Has he done anything I don’t know about, Michael? “To my knowledge, he has not done a thing,” Putney said.
So let’s remind the mayor of his own words: “If I were mayor, I’d definitely propose an ordinance to outlaw them throughout Miami-Dade County… Because frankly, Michael, I believe that there’s organized crime behind this.”
Duh, mayor. And guess what? You are the mayor now. Is it too much for us to expect you to actually do something. Nah. Instead he actually missed the whole first reading, during which there was no discussion, and chose to say nada on the matter. Everyone tells me that they could not discuss it on first reading (even though it seems to be there are other things discussed on first reading), before it was trashed 4 – 7 . The nos were Commissioners Barbara Jordan, Audrey Edmonson — who switched her original yes — Bruno Barreiro, Xavier “Mayor Sir” Suarez, Jose “Pepe” Diaz and Chairwoman Rebeca Sosa and Vice Chair Lynda Bell. Not voting: Commissioners Dennis Moss and Esteban Bovo, contrary to what Ladra had thought. But maybe he stepped away on purpose and that maybe is a good thing.
But he has also done nada on the matter in the 18 months he has been in office.
I called Gimenez’s chief of staff, Chip Iglesias, last week to see if I could ask the mayor himself about this about face. I told Chip I know Ladra is not The G Man’s favorite blogger anymore, and that it’s not easy for me to face him either, but we’re both adults and the time has come. Gimenez, the mayor, has not called me back. Chip told me he was out of town and busy with other stuff, police director interviews, for instance. Chip did say that the mayor was genuinely surprised the measure was killed on first reading, rather than let it go to committee for debate. And he told Ladra that Gimenez had contacted both Attorney General Pam Bondi and Fernandez-Rundle about maquinitas and what could be done, but that he was currently sidetracked with his elections advisory board.
Ladra can’t help but wonder if Gimenez calls “Castro” Hernandez back and has the nauseaus suspicion he does. I couldn’t find any obvious maquinita money in the mayor’s campaign last year — and let me tell you it takes time to even give a cursory once-through of the 3,027 contributions in his campaign ($1.13 million) and the 702 gifts to his PAC, Common Sense Now ($2.65 million).

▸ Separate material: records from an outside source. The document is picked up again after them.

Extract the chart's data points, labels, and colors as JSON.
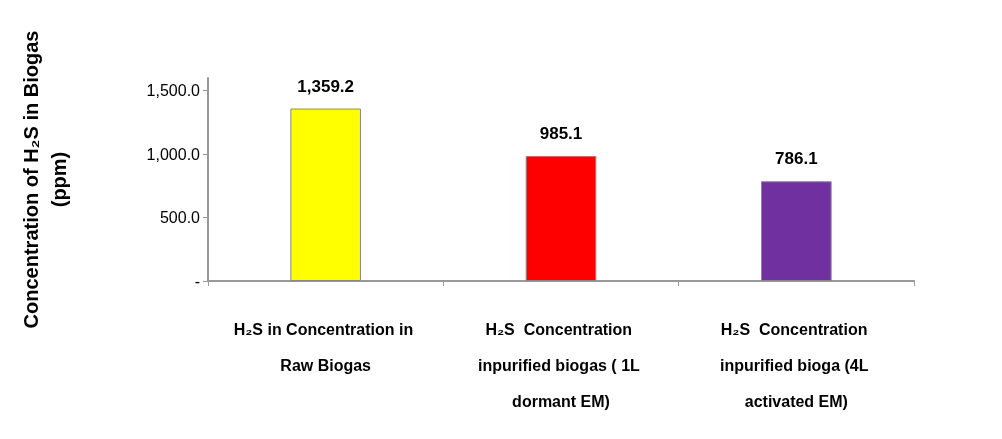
{
  "chart_data": {
    "type": "bar",
    "ylabel": "Concentration of H₂S in Biogas\n(ppm)",
    "categories": [
      "H₂S in Concentration in Raw Biogas",
      "H₂S  Concentration inpurified biogas ( 1L dormant EM)",
      "H₂S  Concentration inpurified bioga (4L activated EM)"
    ],
    "values": [
      1359.2,
      985.1,
      786.1
    ],
    "colors": [
      "#ffff00",
      "#ff0000",
      "#7030a0"
    ],
    "value_labels": [
      "1,359.2",
      "985.1",
      "786.1"
    ],
    "ylim": [
      0,
      1600
    ],
    "yticks": [
      {
        "value": 0,
        "label": "-"
      },
      {
        "value": 500,
        "label": "500.0"
      },
      {
        "value": 1000,
        "label": "1,000.0"
      },
      {
        "value": 1500,
        "label": "1,500.0"
      }
    ],
    "grid": false
  }
}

But he did make friends with friends of the maquinita mafia when he buddied up with Castro and the Seguro Que Yes Council of crooks in Hialeah. And monies could have been given through third parties — just like Castro’s cafeteria contributions. Just sayin’.
There is no doubt that maquinitas and the industry have been tied to organized crime and drugs. Studies have proven it. There is pudding in past arrests. Does anyone remember Jose M. Battle, the leader of the so-called “Cuban Mafia” that had maquinitas as part of its empire? One of the maquinita company owners who was implicated in that 2004 federal racketeering case gave almost $3,000 to the Robaina 2011 campaign. By then, charges against Orlando Cordoves were dismissed, said his attorney Rick Diaz. Yep, the same Rick Diaz who represented Julio Robaina while he was being investigated for his loansharking activities and role in a ponzi scheme.

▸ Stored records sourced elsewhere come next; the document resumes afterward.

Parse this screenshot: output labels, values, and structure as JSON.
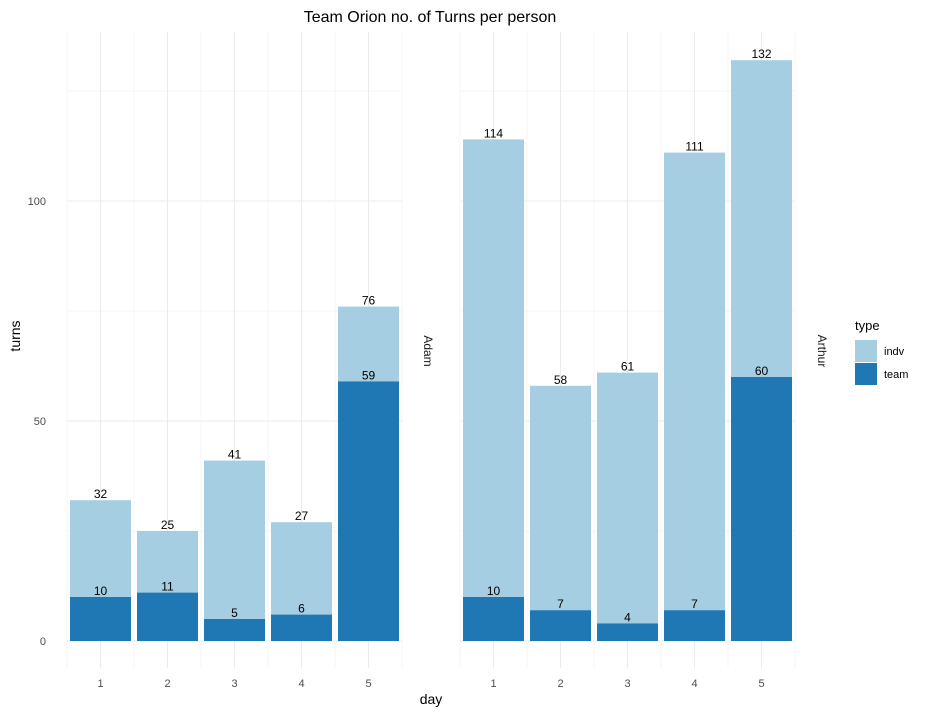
{
  "chart_data": {
    "type": "bar",
    "stacked": true,
    "title": "Team Orion no. of Turns per person",
    "xlabel": "day",
    "ylabel": "turns",
    "ylim": [
      0,
      132
    ],
    "yticks": [
      0,
      50,
      100
    ],
    "categories": [
      "1",
      "2",
      "3",
      "4",
      "5"
    ],
    "legend": {
      "title": "type",
      "placement": "right",
      "entries": [
        {
          "name": "indv",
          "color": "#a6cee3"
        },
        {
          "name": "team",
          "color": "#1f78b4"
        }
      ]
    },
    "facets": [
      {
        "name": "Adam",
        "totals": [
          32,
          25,
          41,
          27,
          76
        ],
        "team": [
          10,
          11,
          5,
          6,
          59
        ]
      },
      {
        "name": "Arthur",
        "totals": [
          114,
          58,
          61,
          111,
          132
        ],
        "team": [
          10,
          7,
          4,
          7,
          60
        ]
      }
    ],
    "grid": true
  }
}
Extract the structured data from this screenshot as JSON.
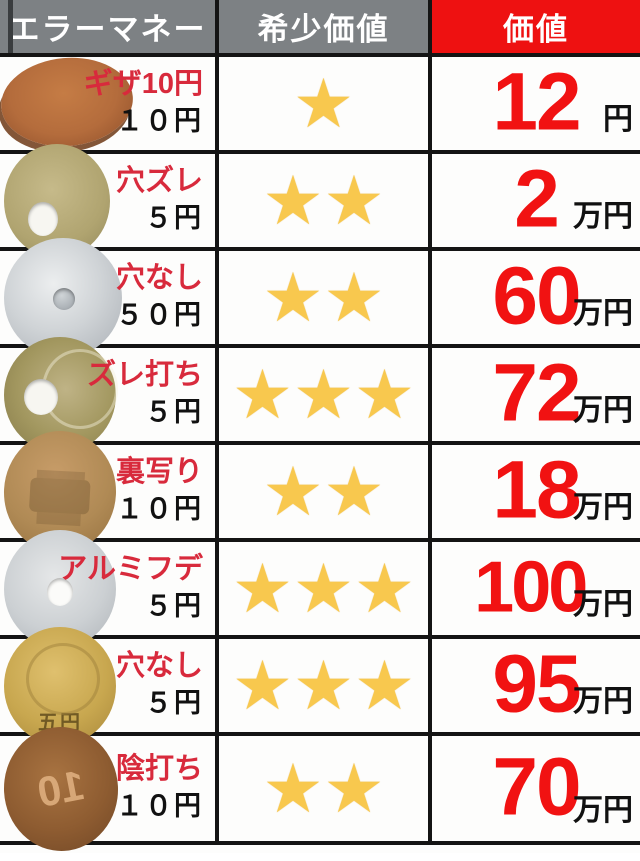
{
  "header": {
    "col1": "エラーマネー",
    "col2": "希少価値",
    "col3": "価値"
  },
  "colors": {
    "header_gray_bg": "#7d8184",
    "header_value_bg": "#ee1111",
    "error_name_red": "#d82a3c",
    "value_red": "#f11212",
    "star_yellow": "#f8c84e",
    "border_black": "#141414"
  },
  "rows": [
    {
      "error_name": "ギザ10円",
      "denomination": "１０円",
      "stars": "★",
      "star_count": 1,
      "value": "12",
      "unit": "円",
      "coin": "10円硬貨",
      "coin_mark": ""
    },
    {
      "error_name": "穴ズレ",
      "denomination": "５円",
      "stars": "★★",
      "star_count": 2,
      "value": "2",
      "unit": "万円",
      "coin": "5円硬貨",
      "coin_mark": ""
    },
    {
      "error_name": "穴なし",
      "denomination": "５０円",
      "stars": "★★",
      "star_count": 2,
      "value": "60",
      "unit": "万円",
      "coin": "50円硬貨",
      "coin_mark": ""
    },
    {
      "error_name": "ズレ打ち",
      "denomination": "５円",
      "stars": "★★★",
      "star_count": 3,
      "value": "72",
      "unit": "万円",
      "coin": "5円硬貨",
      "coin_mark": ""
    },
    {
      "error_name": "裏写り",
      "denomination": "１０円",
      "stars": "★★",
      "star_count": 2,
      "value": "18",
      "unit": "万円",
      "coin": "10円硬貨",
      "coin_mark": ""
    },
    {
      "error_name": "アルミフデ",
      "denomination": "５円",
      "stars": "★★★",
      "star_count": 3,
      "value": "100",
      "unit": "万円",
      "coin": "5円硬貨",
      "coin_mark": ""
    },
    {
      "error_name": "穴なし",
      "denomination": "５円",
      "stars": "★★★",
      "star_count": 3,
      "value": "95",
      "unit": "万円",
      "coin": "5円硬貨",
      "coin_mark": "五円"
    },
    {
      "error_name": "陰打ち",
      "denomination": "１０円",
      "stars": "★★",
      "star_count": 2,
      "value": "70",
      "unit": "万円",
      "coin": "10円硬貨",
      "coin_mark": "10"
    }
  ],
  "chart_data": {
    "type": "table",
    "columns": [
      "エラーマネー",
      "希少価値",
      "価値"
    ],
    "rows": [
      [
        "ギザ10円（１０円）",
        1,
        "12円"
      ],
      [
        "穴ズレ（５円）",
        2,
        "2万円"
      ],
      [
        "穴なし（５０円）",
        2,
        "60万円"
      ],
      [
        "ズレ打ち（５円）",
        3,
        "72万円"
      ],
      [
        "裏写り（１０円）",
        2,
        "18万円"
      ],
      [
        "アルミフデ（５円）",
        3,
        "100万円"
      ],
      [
        "穴なし（５円）",
        3,
        "95万円"
      ],
      [
        "陰打ち（１０円）",
        2,
        "70万円"
      ]
    ],
    "legend_note": "希少価値 = star rating (1-3), 価値 = value in yen / 10k-yen"
  }
}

There is no doubt that maquinitas are bad for our society and for our economy. There is no doubt that what Hialeah leaders consider “family entertainment” and what Miami Mayor Tomas Regalado battled his former police chief to protect is killing our quality of life in many communities.
There is also no doubt that the political reality is that the industry has the dollars it needs to keep good and effective laws from affecting them by keeping candidate speak as just that and making them sound just like the maquinitas: Beeping and buzzing with no real prize at the end.